I was a very angry person. I had a lot of issues with anger management. Root cause of it was that I had to live a lie. And I was angry that I couldn’t be the person that I knew I was. It got to the point where I couldn’t not transition.
I was pretty much out. I was doing stand up as a woman. About half the time socially, I was out as a woman. And I had decided that I was going to actually finish my transition in the sense that I’m going to change my documentation, I’m going to take hormones, may or may not have surgery, but I was gonna make the full change.
At work, my boss transitioned. When he announced that he was going to transition, he got fired and that immediately put my transition plans on a hard hold, ‘cause I couldn’t afford to lose the job that I had. So I worked along for another 10 years at this company, more or less.
I had… I had started as much as I could without just outright making the transition. I grew my hair out. I wore, you know, women’s slacks. I put my hair in a ponytail and a scrunchie. I wore earrings. I didn’t wear makeup, but I did use mascara. So it was not overt, but it was more than covert. And I finally, uh, got laid off and that was part of the impetus for me to go ahead and finish transition.

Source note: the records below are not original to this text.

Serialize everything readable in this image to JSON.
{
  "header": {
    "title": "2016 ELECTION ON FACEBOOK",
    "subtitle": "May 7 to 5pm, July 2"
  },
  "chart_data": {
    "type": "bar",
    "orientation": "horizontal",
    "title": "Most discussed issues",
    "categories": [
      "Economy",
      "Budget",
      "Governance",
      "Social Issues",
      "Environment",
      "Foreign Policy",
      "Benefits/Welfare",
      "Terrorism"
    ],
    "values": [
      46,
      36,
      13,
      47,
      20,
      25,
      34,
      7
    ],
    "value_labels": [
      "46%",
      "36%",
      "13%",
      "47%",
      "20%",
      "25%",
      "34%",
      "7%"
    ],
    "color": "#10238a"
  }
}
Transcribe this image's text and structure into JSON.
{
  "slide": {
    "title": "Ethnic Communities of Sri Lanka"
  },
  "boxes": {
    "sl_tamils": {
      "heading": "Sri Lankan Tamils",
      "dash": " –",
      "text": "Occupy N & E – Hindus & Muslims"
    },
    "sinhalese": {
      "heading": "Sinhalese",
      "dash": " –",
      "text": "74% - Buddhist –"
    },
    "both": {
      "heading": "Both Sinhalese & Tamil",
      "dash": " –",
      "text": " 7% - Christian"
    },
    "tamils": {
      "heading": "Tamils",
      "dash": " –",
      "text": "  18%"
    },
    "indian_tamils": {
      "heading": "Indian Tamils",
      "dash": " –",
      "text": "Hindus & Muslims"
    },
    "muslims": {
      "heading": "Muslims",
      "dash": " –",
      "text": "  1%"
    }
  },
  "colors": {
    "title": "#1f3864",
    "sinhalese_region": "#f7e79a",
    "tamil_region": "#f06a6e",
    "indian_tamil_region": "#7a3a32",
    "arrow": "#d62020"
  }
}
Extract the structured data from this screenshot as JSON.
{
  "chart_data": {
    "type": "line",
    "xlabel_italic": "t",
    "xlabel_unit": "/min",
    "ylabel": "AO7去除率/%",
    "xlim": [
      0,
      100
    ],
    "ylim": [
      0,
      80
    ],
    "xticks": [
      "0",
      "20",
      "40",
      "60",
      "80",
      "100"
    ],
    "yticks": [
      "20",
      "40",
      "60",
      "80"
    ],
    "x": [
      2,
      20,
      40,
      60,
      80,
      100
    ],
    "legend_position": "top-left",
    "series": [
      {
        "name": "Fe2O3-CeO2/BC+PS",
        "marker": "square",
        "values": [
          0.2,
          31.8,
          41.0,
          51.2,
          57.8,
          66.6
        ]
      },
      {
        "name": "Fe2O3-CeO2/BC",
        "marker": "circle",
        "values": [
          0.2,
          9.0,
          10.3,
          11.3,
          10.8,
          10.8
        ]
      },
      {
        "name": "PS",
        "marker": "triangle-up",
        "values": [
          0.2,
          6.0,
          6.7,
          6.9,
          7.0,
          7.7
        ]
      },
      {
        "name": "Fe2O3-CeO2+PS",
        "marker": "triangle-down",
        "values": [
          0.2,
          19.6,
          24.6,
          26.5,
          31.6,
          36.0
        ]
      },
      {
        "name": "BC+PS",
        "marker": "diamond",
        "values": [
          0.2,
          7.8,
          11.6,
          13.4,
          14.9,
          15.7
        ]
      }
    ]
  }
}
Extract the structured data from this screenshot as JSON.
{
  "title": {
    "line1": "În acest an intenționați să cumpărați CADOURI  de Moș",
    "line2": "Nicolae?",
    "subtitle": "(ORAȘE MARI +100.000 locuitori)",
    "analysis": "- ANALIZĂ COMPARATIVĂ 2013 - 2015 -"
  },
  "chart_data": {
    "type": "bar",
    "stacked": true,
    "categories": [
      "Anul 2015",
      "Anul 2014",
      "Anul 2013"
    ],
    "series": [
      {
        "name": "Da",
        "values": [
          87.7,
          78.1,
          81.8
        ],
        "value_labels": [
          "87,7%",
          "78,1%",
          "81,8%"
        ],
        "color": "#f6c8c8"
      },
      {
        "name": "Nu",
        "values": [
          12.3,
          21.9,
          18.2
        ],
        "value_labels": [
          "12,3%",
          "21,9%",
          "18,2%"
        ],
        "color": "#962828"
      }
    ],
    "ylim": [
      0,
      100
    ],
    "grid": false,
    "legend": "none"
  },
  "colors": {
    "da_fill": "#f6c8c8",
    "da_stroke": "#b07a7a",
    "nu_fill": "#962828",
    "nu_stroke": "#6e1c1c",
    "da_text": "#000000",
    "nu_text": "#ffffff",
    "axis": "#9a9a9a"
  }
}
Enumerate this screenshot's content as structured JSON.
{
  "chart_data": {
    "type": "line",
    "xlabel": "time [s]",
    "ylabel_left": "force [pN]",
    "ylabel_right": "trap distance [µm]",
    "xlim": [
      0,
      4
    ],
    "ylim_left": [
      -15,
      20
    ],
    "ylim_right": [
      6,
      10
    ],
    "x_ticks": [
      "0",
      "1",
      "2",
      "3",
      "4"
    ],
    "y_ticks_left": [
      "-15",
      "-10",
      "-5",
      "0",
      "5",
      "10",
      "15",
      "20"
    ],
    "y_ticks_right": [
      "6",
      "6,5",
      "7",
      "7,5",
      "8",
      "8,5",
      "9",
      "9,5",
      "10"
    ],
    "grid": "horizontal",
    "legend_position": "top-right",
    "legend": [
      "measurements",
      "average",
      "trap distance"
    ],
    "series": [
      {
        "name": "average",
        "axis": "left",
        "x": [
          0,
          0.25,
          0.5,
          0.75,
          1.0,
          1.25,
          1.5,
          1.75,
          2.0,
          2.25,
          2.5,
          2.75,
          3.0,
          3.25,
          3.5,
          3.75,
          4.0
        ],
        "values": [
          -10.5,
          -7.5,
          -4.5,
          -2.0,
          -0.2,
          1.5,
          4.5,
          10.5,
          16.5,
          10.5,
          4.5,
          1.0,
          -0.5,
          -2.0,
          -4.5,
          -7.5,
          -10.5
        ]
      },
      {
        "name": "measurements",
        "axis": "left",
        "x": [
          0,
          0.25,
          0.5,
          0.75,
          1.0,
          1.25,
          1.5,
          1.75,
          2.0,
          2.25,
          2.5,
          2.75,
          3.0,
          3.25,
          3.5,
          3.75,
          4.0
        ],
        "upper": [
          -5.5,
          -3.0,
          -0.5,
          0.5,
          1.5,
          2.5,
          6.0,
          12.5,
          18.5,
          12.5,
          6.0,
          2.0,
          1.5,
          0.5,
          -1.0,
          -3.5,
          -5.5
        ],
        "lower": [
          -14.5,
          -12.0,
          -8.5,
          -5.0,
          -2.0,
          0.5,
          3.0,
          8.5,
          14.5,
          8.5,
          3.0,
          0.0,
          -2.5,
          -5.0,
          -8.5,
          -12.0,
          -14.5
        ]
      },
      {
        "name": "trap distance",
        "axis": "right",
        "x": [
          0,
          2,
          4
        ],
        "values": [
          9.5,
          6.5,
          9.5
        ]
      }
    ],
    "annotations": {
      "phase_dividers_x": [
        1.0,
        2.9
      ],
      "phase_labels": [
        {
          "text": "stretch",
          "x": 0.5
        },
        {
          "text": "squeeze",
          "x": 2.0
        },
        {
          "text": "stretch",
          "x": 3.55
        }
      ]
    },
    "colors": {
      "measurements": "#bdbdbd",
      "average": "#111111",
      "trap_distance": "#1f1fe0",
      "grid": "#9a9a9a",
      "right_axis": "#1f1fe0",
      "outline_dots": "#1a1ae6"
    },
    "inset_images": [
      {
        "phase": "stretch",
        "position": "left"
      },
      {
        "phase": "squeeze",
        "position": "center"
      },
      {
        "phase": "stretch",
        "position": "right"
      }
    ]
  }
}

I was at a paper mill in Oregon and I was working doing design work with the engineers from the paper mill. And I was standing in front of a crowd of all men and I was pointing at something on the white board. And I looked at my hand as I pointed and I realized I was pointing like this and I immediately thought that’s not very butch. That’s not masculine at all. And I realized at that point, Okay, you’ve turned the corner. And I had.
Not shortly after that,, I got laid off, not because I was trans or how I looked, but because of the dot com bubble bust. But I finally did get a job. I landed a job with the federal government. And I thought this is the perfect time to… to go ahead and transition because all of my interviews have been by phone and this was in pre-Zoom days. So nobody knew what I looked like, they only knew what I sounded like.
When I got the job offer, I talked to my prospective boss and I told them, I said, “I want to transition. I’m going to transition when I start to work.” And his advice was we have – we… the federal government has a one-year transition period during which you can be let go for any reason.
And he said, “My recommendation would be work for a year and then transition.” And that’s what I did. I had already changed my name legally. I had started hormones, but I hadn’t changed at work. And I left work on Friday before Presidents Day. I came back to work on Tuesday after president’s day as a woman, and everything was changed. People referred to me by my new name. Every – all my paperwork said female, had my new name on it… everything was different. And it was the greatest move I ever made in my life. I no longer had to lie. I no longer was angry. I could be… I was free to be who I knew I was.
Be true to yourself. I can’t stress that enough. You need to have confidence in who you are and acknowledge that. And… and live that truth because if you don’t, you’re not going to be happy.